Lessons to be learnt from NTM and others v PRASA
In this case, NTM’s members embarked on a strike in April 2013 to assert organisational rights. During the course of the strike, trains operated by divisions of PRASA were set alight and destroyed.
PRASA suspected that the train burnings were connected to the striking workers because of the comments made by NTM officials at union meetings that could be seen as inciting the burning of trains.
PRASA addressed a notice to striking employees inviting them to make written representations as to why they should not be dismissed. PRASA alleged that the striking employees were jointly and severally responsible for the torching of trains and train coaches.
NTM’s attorneys provided a collective response to the invitation and denied that NTM and its members were involved in the acts of burning the trains and that NTM and its members offered their assistance to identify the individuals responsible.
A committee of managers rejected representations from NTM’s attorneys on the basis that it did not provide PRASA with individual responses/explanations. The committee subsequently dismissed the striking employees who had not submitted individual responses and employees whose individual responses it considered unacceptable.
What followed was a referral of an automatically unfair dismissal dispute to the Labour Court. The Labour Court, relying on the ground of “derivative misconduct”, found that the dismissals were substantively and procedurally fair.
The Labour Court’s decision was, however, taken on appeal.
The LAC decision
The LAC found that the reliance by the Labour Court on derivative misconduct was misplaced because its essential elements were not proven.

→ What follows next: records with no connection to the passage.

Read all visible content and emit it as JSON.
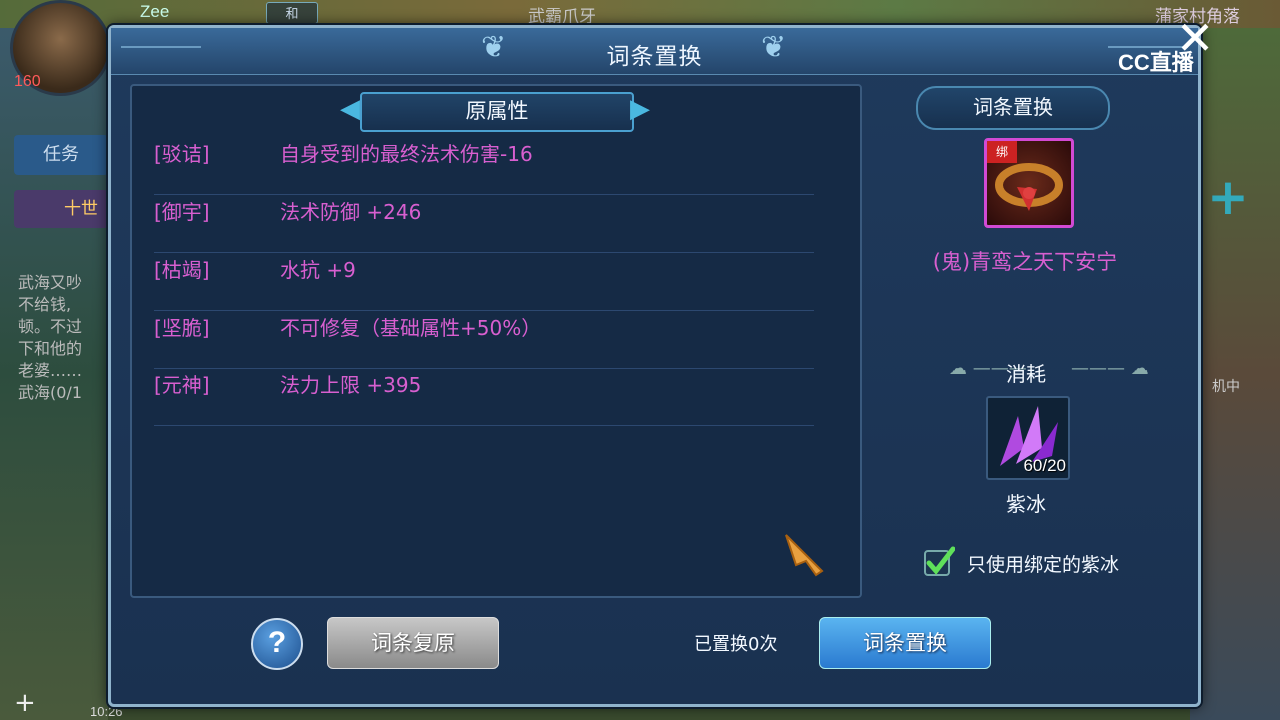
{
  "hud": {
    "player_name": "Zee",
    "hp": "160",
    "tag": "和",
    "center_text": "武霸爪牙",
    "location": "蒲家村角落",
    "task_button": "任务",
    "ten_label": "十世",
    "chat": "武海又吵\n不给钱,\n顿。不过\n下和他的\n老婆……\n武海(0/1",
    "right_text": "机中",
    "time": "10:26",
    "stream_logo": "CC直播"
  },
  "dialog": {
    "title": "词条置换",
    "original_section_label": "原属性",
    "attributes": [
      {
        "name": "[驳诘]",
        "value": "自身受到的最终法术伤害-16"
      },
      {
        "name": "[御宇]",
        "value": "法术防御 +246"
      },
      {
        "name": "[枯竭]",
        "value": "水抗 +9"
      },
      {
        "name": "[坚脆]",
        "value": "不可修复（基础属性+50%）"
      },
      {
        "name": "[元神]",
        "value": "法力上限 +395"
      }
    ],
    "right_section_label": "词条置换",
    "item": {
      "name": "(鬼)青鸾之天下安宁",
      "bind_badge": "绑"
    },
    "consume_label": "消耗",
    "material": {
      "name": "紫冰",
      "count": "60/20"
    },
    "checkbox_label": "只使用绑定的紫冰",
    "checkbox_checked": true,
    "help_label": "?",
    "restore_button": "词条复原",
    "replaced_count_text": "已置换0次",
    "replace_button": "词条置换"
  },
  "colors": {
    "attribute_text": "#d85fd0",
    "dialog_bg": "#1a3150",
    "accent_blue": "#4aa0d0"
  }
}
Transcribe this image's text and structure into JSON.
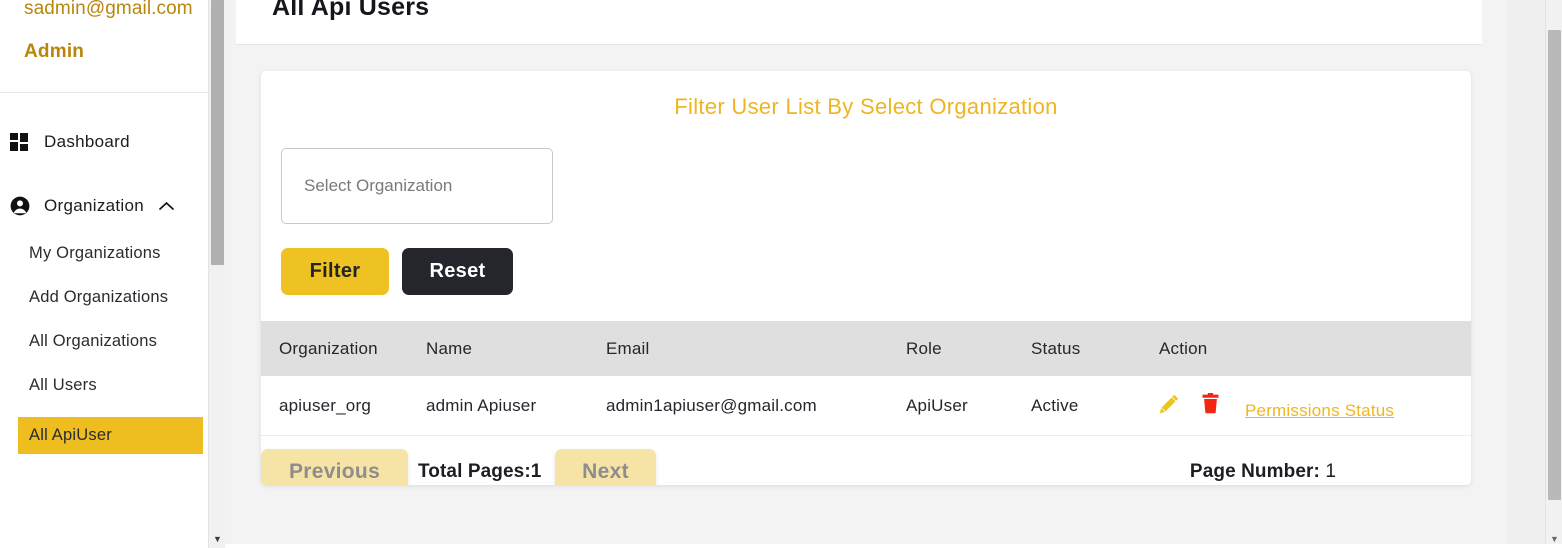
{
  "sidebar": {
    "user_email": "sadmin@gmail.com",
    "user_role": "Admin",
    "nav": [
      {
        "label": "Dashboard",
        "icon": "grid-icon"
      },
      {
        "label": "Organization",
        "icon": "user-circle-icon",
        "chevron": "chevron-up-icon"
      }
    ],
    "sub_items": [
      {
        "label": "My Organizations",
        "active": false
      },
      {
        "label": "Add Organizations",
        "active": false
      },
      {
        "label": "All Organizations",
        "active": false
      },
      {
        "label": "All Users",
        "active": false
      },
      {
        "label": "All ApiUser",
        "active": true
      }
    ]
  },
  "header": {
    "title": "All Api Users"
  },
  "filter": {
    "title": "Filter User List By Select Organization",
    "select_placeholder": "Select Organization",
    "select_value": "",
    "filter_label": "Filter",
    "reset_label": "Reset"
  },
  "table": {
    "columns": [
      "Organization",
      "Name",
      "Email",
      "Role",
      "Status",
      "Action"
    ],
    "rows": [
      {
        "organization": "apiuser_org",
        "name": "admin Apiuser",
        "email": "admin1apiuser@gmail.com",
        "role": "ApiUser",
        "status": "Active",
        "edit_icon": "pencil-icon",
        "delete_icon": "trash-icon",
        "permissions_link": "Permissions Status"
      }
    ]
  },
  "pagination": {
    "previous_label": "Previous",
    "next_label": "Next",
    "total_pages_label": "Total Pages:1",
    "page_number_label": "Page Number:",
    "page_number_value": "1"
  },
  "colors": {
    "accent_yellow": "#eec222",
    "link_yellow": "#efb61f",
    "brand_gold": "#b8860b",
    "dark_button": "#25262b",
    "pager_yellow": "#f6e4a6",
    "delete_red": "#f22613",
    "table_header_grey": "#dfdfdf"
  }
}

In particular, the LAC held that PRASA had failed to prove that the dismissed employees had had actual knowledge of the incidents, let alone that they had been involved; and that the notice sent to the employees inviting representations did not call upon employees to disclose evidence as to who the actual perpetrators were. Moreover, PRASA had done nothing to identify the culprits. How, then, could it blame the dismissed employees for not doing so?
The LAC also held that the termination letter which stated that the workers were dismissed “due to the sabotage of trains and train coaches by striking members of the National Transport Movement”, made it clear that the real reason for the dismissal was not the employees’ failure or refusal to disclose information about the perpetration of the train burnings, but rather their alleged involvement in the primary misconduct.
The LAC held that PRASA had attempted to use derivative misconduct for a purpose for which it wasn’t designed – to justify the dismissals after they had occurred.
PRASA was ordered to reinstate all 700 employees.
While the concept of derivative misconduct is accepted as a valid ground for dismissal, the onus still rests on the employer to prove that employees are guilty of the main elements of the
It is not enough to show that the employees might have knowledge relevant to the primary misconduct – it must be shown, on the balance of probabilities, that each and every one of them had such knowledge.
Furthermore, an appropriate way to discipline an employee for derivative misconduct would be to charge that employee with “a material breach of the duty of good faith”. The knowledge allegedly possessed must be detailed and it also must be alleged that there was culpable non-disclosure.
This case also highlights the important distinction between collective misconduct and derivative misconduct. In the latter situation, the employee is not dismissed because he or she was part of a group, one or more of whose members committed the primary misconduct; the employee is dismissed because he or she failed to assist the employer in “bringing the guilty to book”.